Quality of care must be viewed in the context of regional systems of care (see Chapter 6), not simply within each health care institution. In one study, 27% of deaths related to coronary artery bypass graft (CABG) surgery at low-volume hospitals might have been prevented by referral of those patients to hospitals performing a higher volume of those surgeries (Dudley et al., 2000). Hospitals performing more surgical procedures have lower mortality rates for that surgical procedure (Gonzalez et al., 2014). Quality improves with the experience of those providing the care (Kizer, 2003; Peterson et al., 2004). Had Mr. Hart been told the relative surgical mortality rates at University Hospital, which performed 500 cardiac surgeries each year, and at Neighborhood Hospital, he would have chosen to be transferred 30 miles down the road. Not only does the volume of surgeries in a hospital matter; equally important is the volume of surgeries performed by the specific surgeon (Birkmeyer et al., 2003).
In the late 1980s, Dr. Donald Berwick (1989) and others realized that quality of care is not simply a question of whether or not a physician or other caregiver is competent. If poorly organized, the complex systems within and among medical institutions can thwart the best efforts of professionals to deliver high-quality care.

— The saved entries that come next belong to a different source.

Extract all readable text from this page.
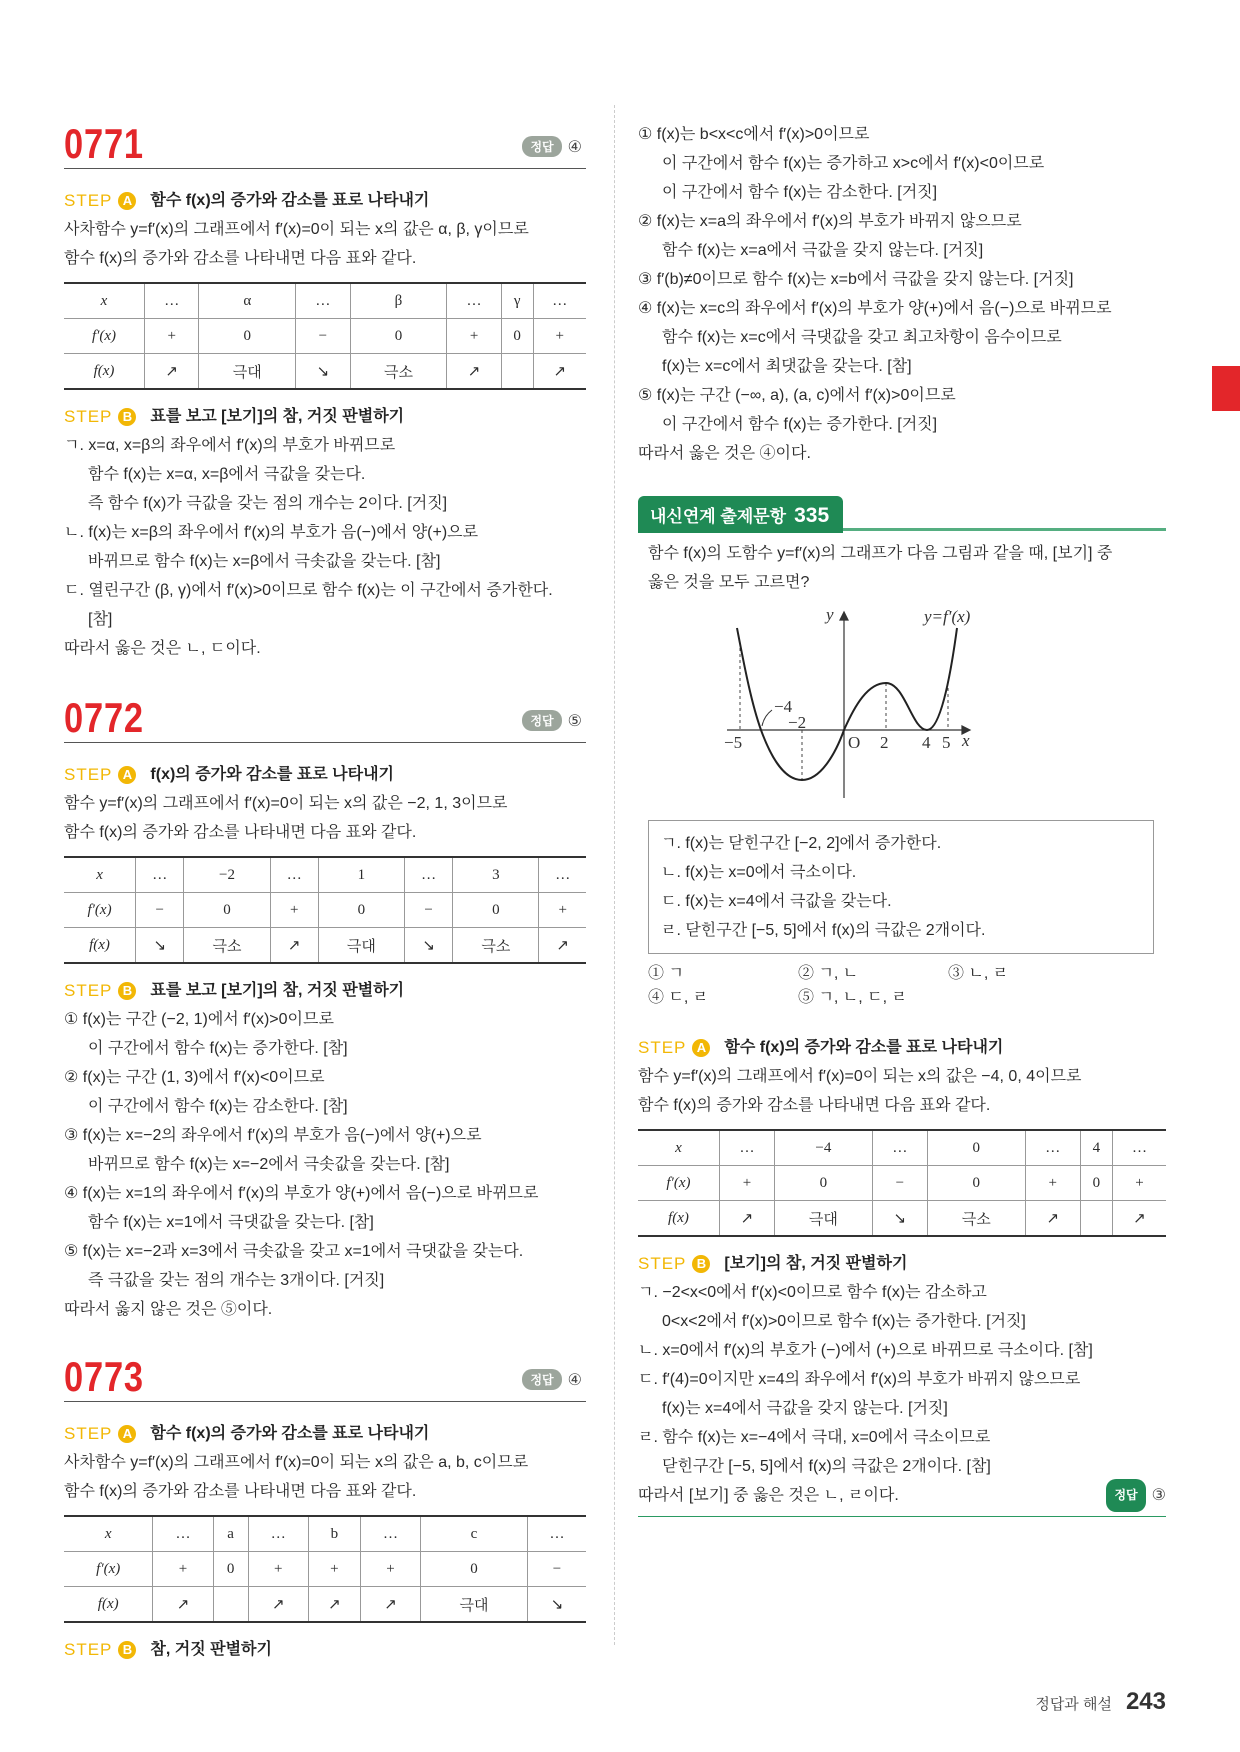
0771	정답 ④
STEP A 함수 f(x)의 증가와 감소를 표로 나타내기
사차함수 y=f′(x)의 그래프에서 f′(x)=0이 되는 x의 값은 α, β, γ이므로
함수 f(x)의 증가와 감소를 나타내면 다음 표와 같다.
x	…	α	…	β	…	γ	…
f′(x)	+	0	−	0	+	0	+
f(x)	↗	극대	↘	극소	↗		↗
STEP B 표를 보고 [보기]의 참, 거짓 판별하기
ㄱ. x=α, x=β의 좌우에서 f′(x)의 부호가 바뀌므로
함수 f(x)는 x=α, x=β에서 극값을 갖는다.
즉 함수 f(x)가 극값을 갖는 점의 개수는 2이다. [거짓]
ㄴ. f(x)는 x=β의 좌우에서 f′(x)의 부호가 음(−)에서 양(+)으로
바뀌므로 함수 f(x)는 x=β에서 극솟값을 갖는다. [참]
ㄷ. 열린구간 (β, γ)에서 f′(x)>0이므로 함수 f(x)는 이 구간에서 증가한다.
[참]
따라서 옳은 것은 ㄴ, ㄷ이다.
0772	정답 ⑤
STEP A f(x)의 증가와 감소를 표로 나타내기
함수 y=f′(x)의 그래프에서 f′(x)=0이 되는 x의 값은 −2, 1, 3이므로
함수 f(x)의 증가와 감소를 나타내면 다음 표와 같다.
x	…	−2	…	1	…	3	…
f′(x)	−	0	+	0	−	0	+
f(x)	↘	극소	↗	극대	↘	극소	↗
STEP B 표를 보고 [보기]의 참, 거짓 판별하기
① f(x)는 구간 (−2, 1)에서 f′(x)>0이므로
이 구간에서 함수 f(x)는 증가한다. [참]
② f(x)는 구간 (1, 3)에서 f′(x)<0이므로
이 구간에서 함수 f(x)는 감소한다. [참]
③ f(x)는 x=−2의 좌우에서 f′(x)의 부호가 음(−)에서 양(+)으로
바뀌므로 함수 f(x)는 x=−2에서 극솟값을 갖는다. [참]
④ f(x)는 x=1의 좌우에서 f′(x)의 부호가 양(+)에서 음(−)으로 바뀌므로
함수 f(x)는 x=1에서 극댓값을 갖는다. [참]
⑤ f(x)는 x=−2과 x=3에서 극솟값을 갖고 x=1에서 극댓값을 갖는다.
즉 극값을 갖는 점의 개수는 3개이다. [거짓]
따라서 옳지 않은 것은 ⑤이다.
0773	정답 ④
STEP A 함수 f(x)의 증가와 감소를 표로 나타내기
사차함수 y=f′(x)의 그래프에서 f′(x)=0이 되는 x의 값은 a, b, c이므로
함수 f(x)의 증가와 감소를 나타내면 다음 표와 같다.
x	…	a	…	b	…	c	…
f′(x)	+	0	+	+	+	0	−
f(x)	↗		↗	↗	↗	극대	↘
STEP B 참, 거짓 판별하기
① f(x)는 b<x<c에서 f′(x)>0이므로
이 구간에서 함수 f(x)는 증가하고 x>c에서 f′(x)<0이므로
이 구간에서 함수 f(x)는 감소한다. [거짓]
② f(x)는 x=a의 좌우에서 f′(x)의 부호가 바뀌지 않으므로
함수 f(x)는 x=a에서 극값을 갖지 않는다. [거짓]
③ f′(b)≠0이므로 함수 f(x)는 x=b에서 극값을 갖지 않는다. [거짓]
④ f(x)는 x=c의 좌우에서 f′(x)의 부호가 양(+)에서 음(−)으로 바뀌므로
함수 f(x)는 x=c에서 극댓값을 갖고 최고차항이 음수이므로
f(x)는 x=c에서 최댓값을 갖는다. [참]
⑤ f(x)는 구간 (−∞, a), (a, c)에서 f′(x)>0이므로
이 구간에서 함수 f(x)는 증가한다. [거짓]
따라서 옳은 것은 ④이다.
내신연계 출제문항 335
함수 f(x)의 도함수 y=f′(x)의 그래프가 다음 그림과 같을 때, [보기] 중
옳은 것을 모두 고르면?
y=f′(x)
y
x
−5
−4
−2
O 2 4 5
ㄱ. f(x)는 닫힌구간 [−2, 2]에서 증가한다.
ㄴ. f(x)는 x=0에서 극소이다.
ㄷ. f(x)는 x=4에서 극값을 갖는다.
ㄹ. 닫힌구간 [−5, 5]에서 f(x)의 극값은 2개이다.
① ㄱ	② ㄱ, ㄴ	③ ㄴ, ㄹ
④ ㄷ, ㄹ	⑤ ㄱ, ㄴ, ㄷ, ㄹ
STEP A 함수 f(x)의 증가와 감소를 표로 나타내기
함수 y=f′(x)의 그래프에서 f′(x)=0이 되는 x의 값은 −4, 0, 4이므로
함수 f(x)의 증가와 감소를 나타내면 다음 표와 같다.
x	…	−4	…	0	…	4	…
f′(x)	+	0	−	0	+	0	+
f(x)	↗	극대	↘	극소	↗		↗
STEP B [보기]의 참, 거짓 판별하기
ㄱ. −2<x<0에서 f′(x)<0이므로 함수 f(x)는 감소하고
0<x<2에서 f′(x)>0이므로 함수 f(x)는 증가한다. [거짓]
ㄴ. x=0에서 f′(x)의 부호가 (−)에서 (+)으로 바뀌므로 극소이다. [참]
ㄷ. f′(4)=0이지만 x=4의 좌우에서 f′(x)의 부호가 바뀌지 않으므로
f(x)는 x=4에서 극값을 갖지 않는다. [거짓]
ㄹ. 함수 f(x)는 x=−4에서 극대, x=0에서 극소이므로
닫힌구간 [−5, 5]에서 f(x)의 극값은 2개이다. [참]
따라서 [보기] 중 옳은 것은 ㄴ, ㄹ이다.	정답 ③
정답과 해설 243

There are two approaches to the problem of improving quality … [One is] the Theory of Bad Apples, because those who subscribe to it believe that quality is best achieved by discovering bad apples and removing them from the lot.… The Theory of Bad Apples gives rise readily to what can be called the my-apple-is-just-fine-thank-you response … and seeks not understanding, but escape. [The other is] the Theory of Continuous Improvement.… Even when people were at the root of defects, … the problem was generally not one of motivation or effort, but rather of poor job design, failure of leadership, or unclear purpose. Quality can be improved much more when people are assumed to be trying hard already, and are not accused of sloth. Fear of the kind engendered by the disciplinary approach poisons improvement in quality, since it inevitably leads to the loss of the chance to learn.… When one is clear and constant in one’s purpose, when fear does not control the atmosphere (and thus the data), when learning is guided by accurate information … and when the hearts and talents of all workers are enlisted in the pursuit of better ways, the potential for improvement in quality is nearly boundless.
Good-quality care can be compromised at a number of steps along the way.

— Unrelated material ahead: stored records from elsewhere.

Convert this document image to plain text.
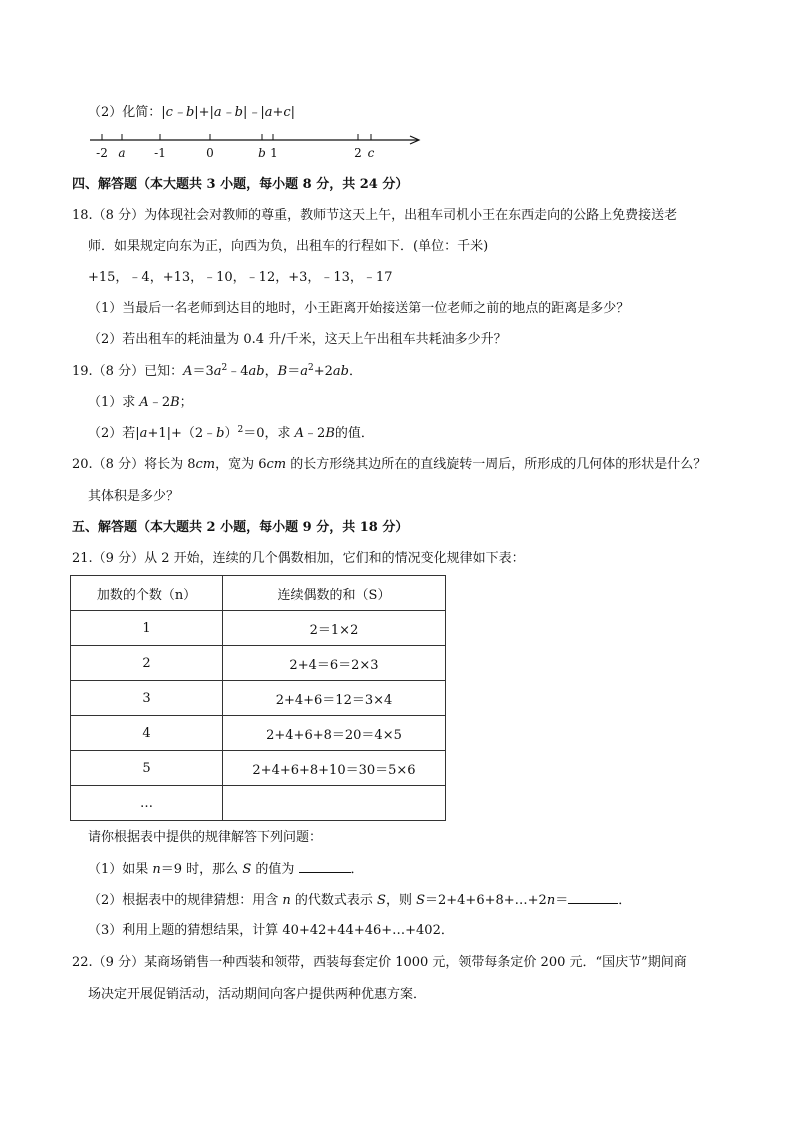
（2）化简：|c﹣b|+|a﹣b|﹣|a+c|
-2 a -1	0	b 1	2 c
四、解答题（本大题共 3 小题，每小题 8 分，共 24 分）
18.（8 分）为体现社会对教师的尊重，教师节这天上午，出租车司机小王在东西走向的公路上免费接送老
师．如果规定向东为正，向西为负，出租车的行程如下．(单位：千米)
+15，﹣4，+13，﹣10，﹣12，+3，﹣13，﹣17
（1）当最后一名老师到达目的地时，小王距离开始接送第一位老师之前的地点的距离是多少？
（2）若出租车的耗油量为 0.4 升/千米，这天上午出租车共耗油多少升？
19.（8 分）已知：$A=3a^2﹣4ab$，$B=a^2+2ab$．
（1）求 A﹣2B；
（2）若|a+1|+（2﹣b）$^2$＝0，求 A﹣2B的值．
20.（8 分）将长为 8cm，宽为 6cm 的长方形绕其边所在的直线旋转一周后，所形成的几何体的形状是什么？
其体积是多少？
五、解答题（本大题共 2 小题，每小题 9 分，共 18 分）
21.（9 分）从 2 开始，连续的几个偶数相加，它们和的情况变化规律如下表：
加数的个数（n）	连续偶数的和（S）
1	2＝1×2
2	2+4＝6＝2×3
3	2+4+6＝12＝3×4
4	2+4+6+8＝20＝4×5
5	2+4+6+8+10＝30＝5×6
…	
请你根据表中提供的规律解答下列问题：
（1）如果 n＝9 时，那么 S 的值为	．
（2）根据表中的规律猜想：用含 n 的代数式表示 S，则 S＝2+4+6+8+…+2n＝	．
（3）利用上题的猜想结果，计算 40+42+44+46+…+402．
22.（9 分）某商场销售一种西装和领带，西装每套定价 1000 元，领带每条定价 200 元．“国庆节”期间商
场决定开展促销活动，活动期间向客户提供两种优惠方案．
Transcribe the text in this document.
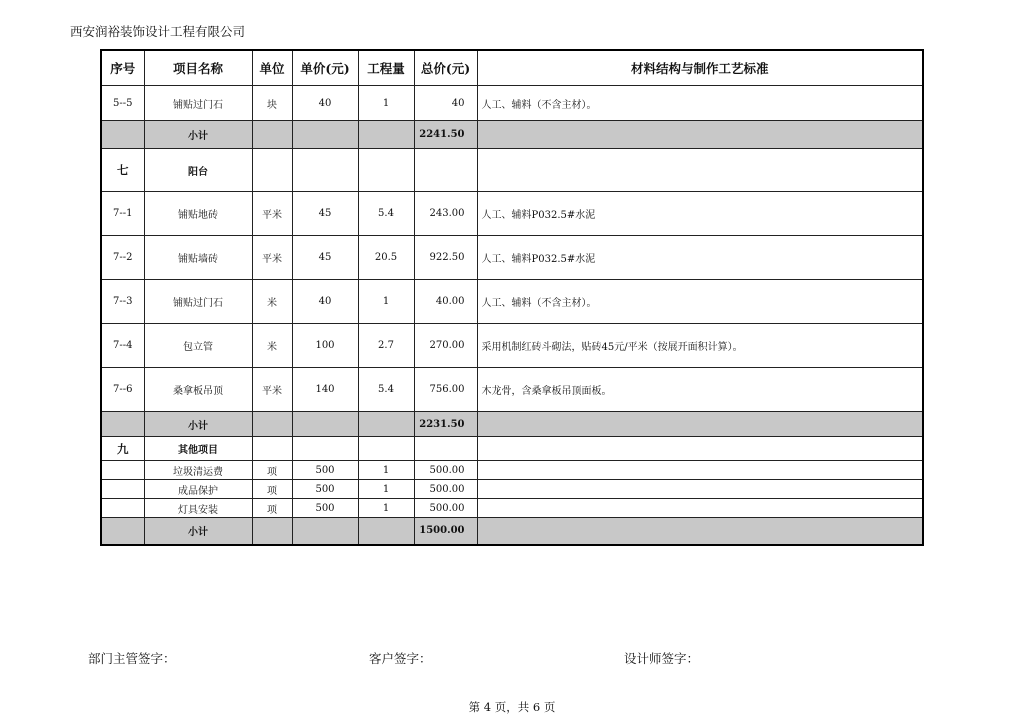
西安润裕装饰设计工程有限公司
序号	项目名称	单位	单价(元)	工程量	总价(元)	材料结构与制作工艺标准
5--5	铺贴过门石	块	40	1	40	人工、辅料（不含主材）。
	小计				2241.50	
七	阳台					
7--1	铺贴地砖	平米	45	5.4	243.00	人工、辅料P032.5#水泥
7--2	铺贴墙砖	平米	45	20.5	922.50	人工、辅料P032.5#水泥
7--3	铺贴过门石	米	40	1	40.00	人工、辅料（不含主材）。
7--4	包立管	米	100	2.7	270.00	采用机制红砖斗砌法，贴砖45元/平米（按展开面积计算）。
7--6	桑拿板吊顶	平米	140	5.4	756.00	木龙骨，含桑拿板吊顶面板。
	小计				2231.50	
九	其他项目					
	垃圾清运费	项	500	1	500.00	
	成品保护	项	500	1	500.00	
	灯具安装	项	500	1	500.00	
	小计				1500.00	
部门主管签字：	客户签字：	设计师签字：
第 4 页，共 6 页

Angie Roth has coronary heart disease and may need CABG surgery. (1) If she is uninsured and cannot get to a physician, high-quality care is impossible to obtain. (2) If clear evidence-based guidelines do not exist regarding who benefits from CABG and who does not, Ms. Roth’s physician may make the wrong choice. (3) Even if clear guidelines exist, if Angie Roth’s physician fails to evaluate her illness correctly or sends her to a surgeon with poor operative skills, quality may suffer. (4) If indications for surgery are not clear in Ms. Roth’s case but the surgeon will benefit economically from the procedure, the surgery may be inappropriately performed. (5) Even if the surgery is appropriate and performed by an excellent surgeon, faulty equipment in the operating room or poor teamwork among the operating room surgeons, anesthesiologists, and nurses may lead to a poor outcome.
The Institute of Medicine, in its influential 2001 report Crossing the Quality Chasm, conceptualized six core dimensions of quality: safe, effective, patient-centered, timely, efficient, and equitable. These dimensions, defined in greater detail in Table 10-2, are consistent with the components of quality discussed earlier.